A proton moving towards east in a horizontal plane enters a horizontal magnetic field of 0.34 t directed towards north with a speed of 2×10^7 m/s .Calculate the lateral displacement of the proton while moving 0.20m towards east.
Answers
Answer:
Explanation:
Answer:
Explanation:
=> Let the north direction be jˆ and the east direction be iˆ
v=2.0×10⁷ iˆ m/s
B=0.34jˆT
q=e=1.602×10⁻¹⁹C
F=q(v×B)
m_proton=1.674×10⁻²⁷kg
F=1.602×10⁻¹⁹(2.0×10⁷ iˆ×0.34jˆ)
=1.09×10⁻¹² kˆ (Note: kˆ points vertically upwards )
R=mv/qB
=1.674×10⁻²⁷×2×10⁷/1.602×10⁻¹⁹×0.34
=0.625m
=> the lateral displacement of the proton while moving 0.20m towards east can be calculated if we calculate the distance of proton from horizontal axis when its distance from vertical axis is 0.2m.
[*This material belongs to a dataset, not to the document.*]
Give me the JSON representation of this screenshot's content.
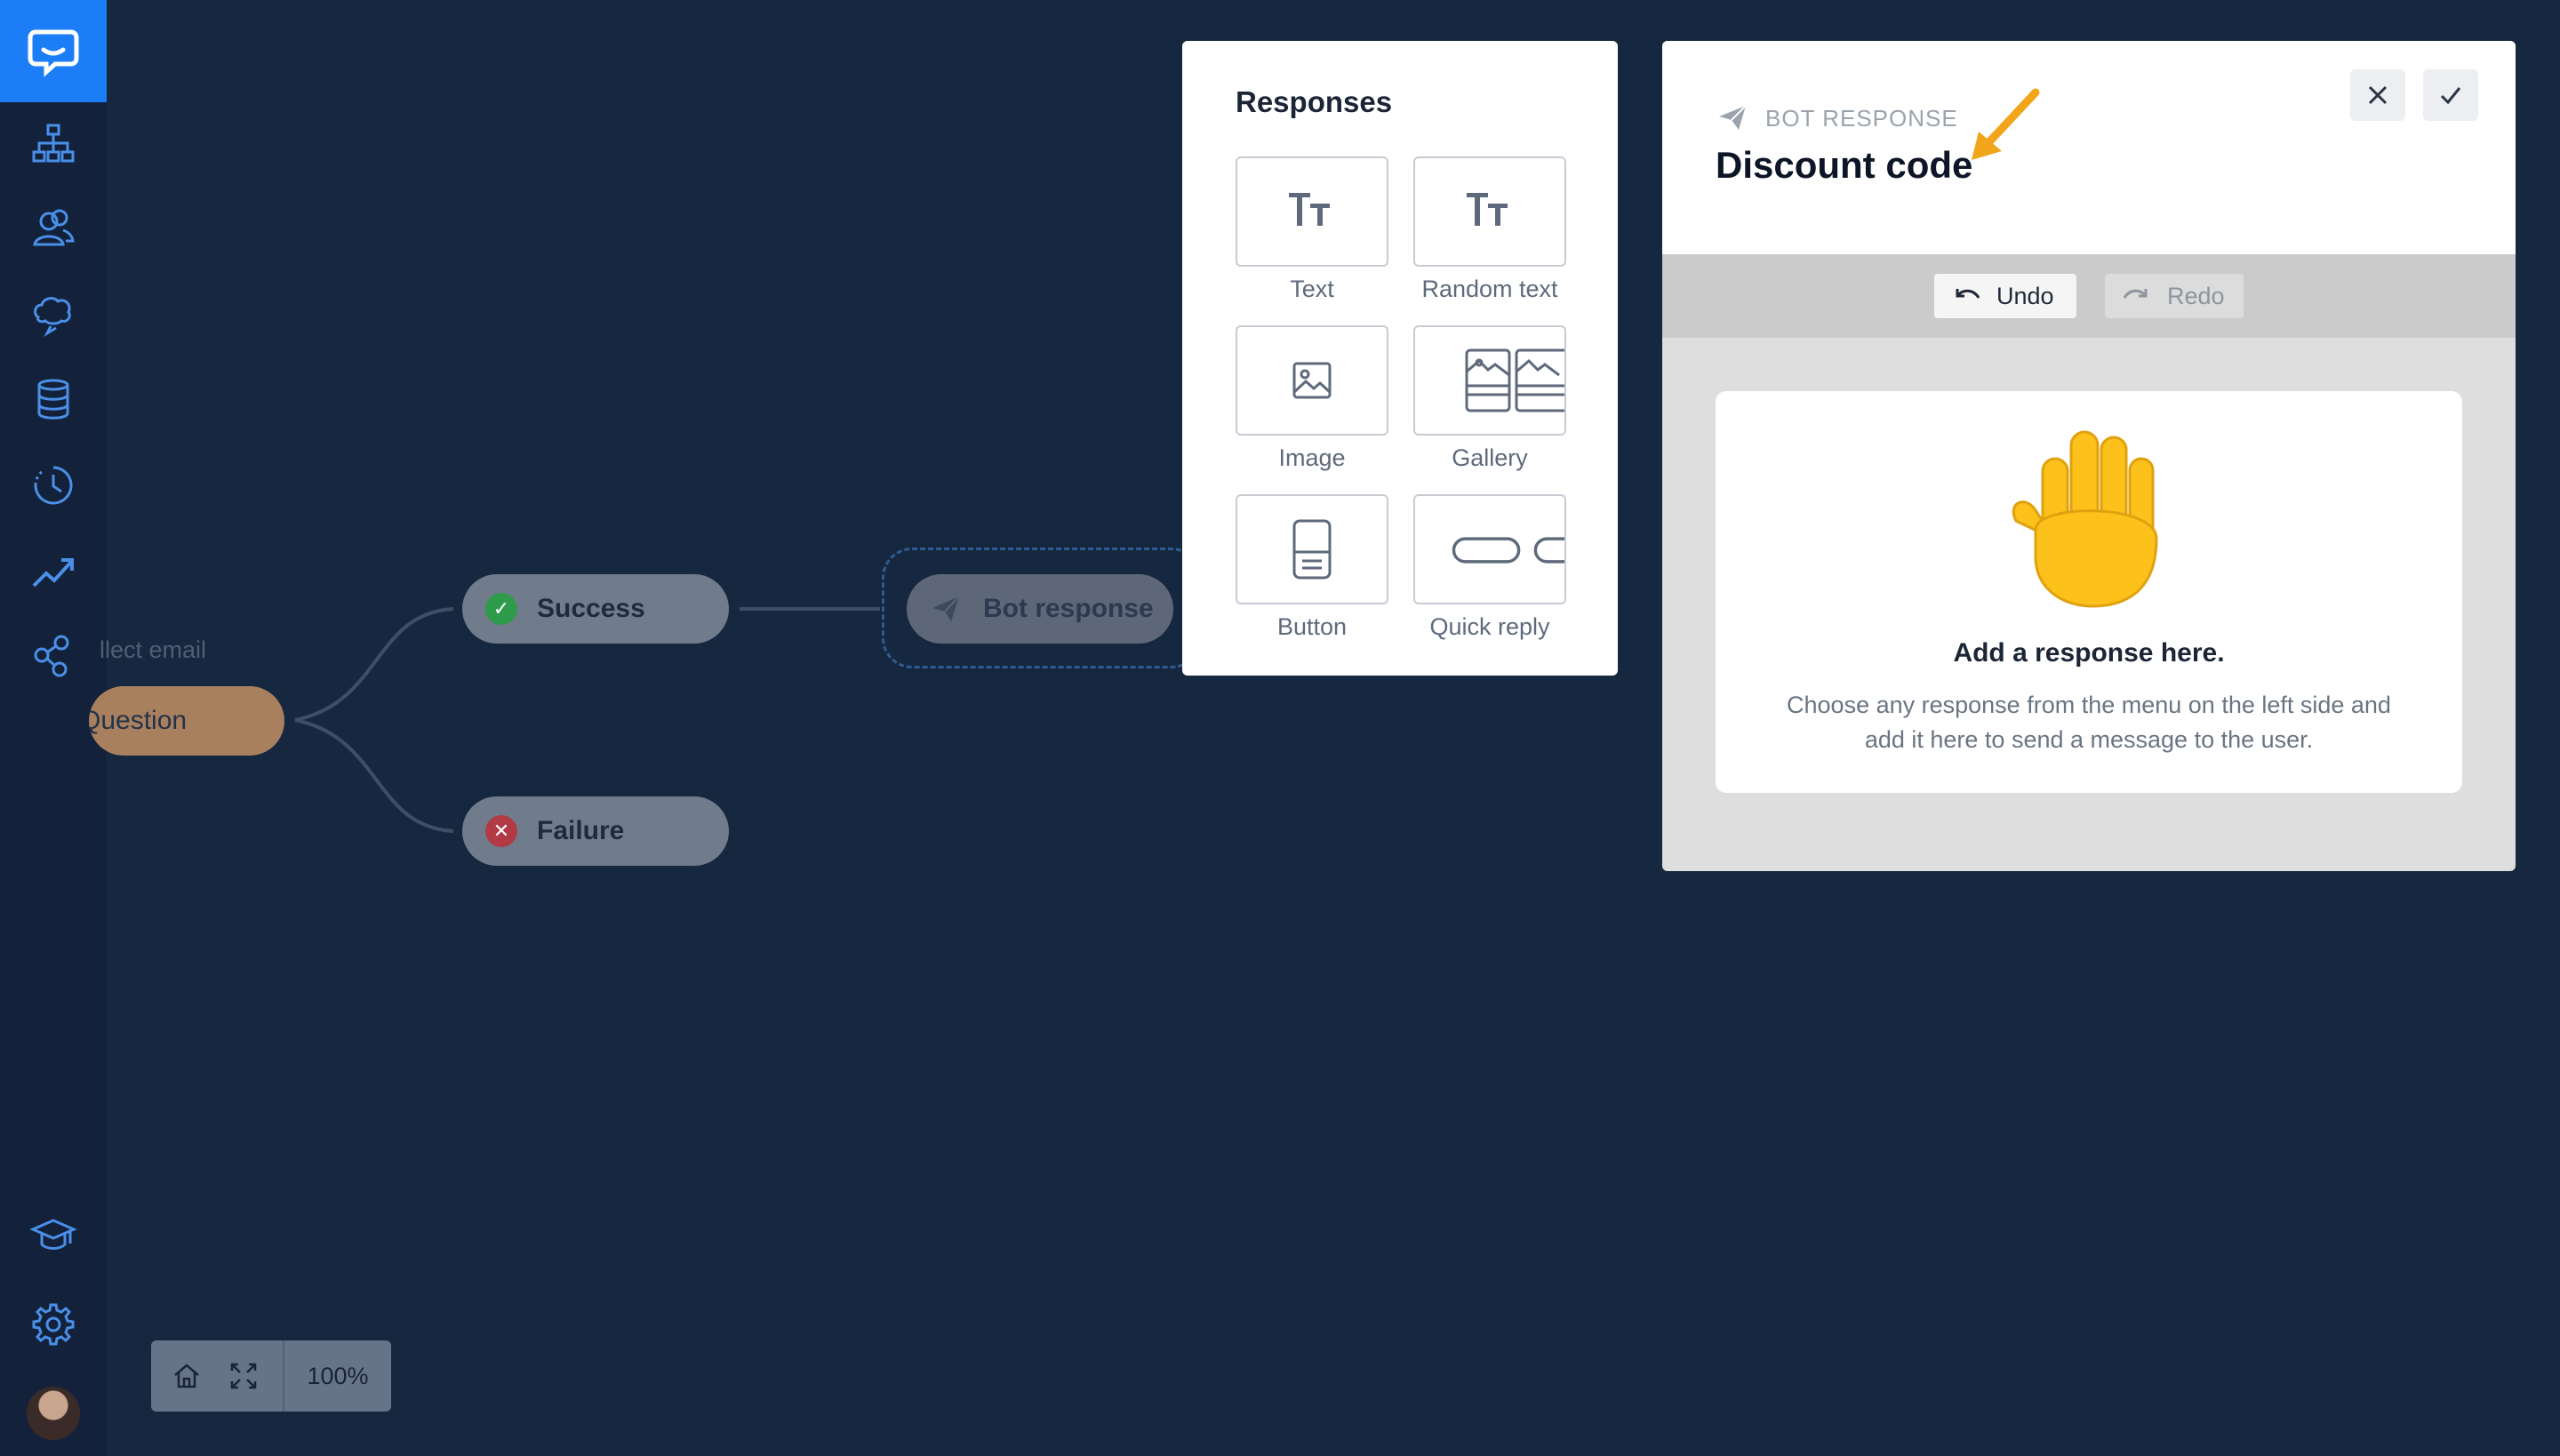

As shown in figure, ΔCPQ is a right angle triangle
According to Pythagoras theorem,
CP² = CQ² + QP²
CQ² = CP² - QP²
CQ² = R² - (0.2)²
CQ² = (0.625)² - (0.2)²
CQ² = 0.351
CQ = √0.351
= 0.592m
Lateral displacement = Distance of particle from horizontal axis = R - CQ = 0.625 - 0.592 = 0.032m
Thus, the lateral displacement of the proton while moving 0.20m towards east is 0.032m.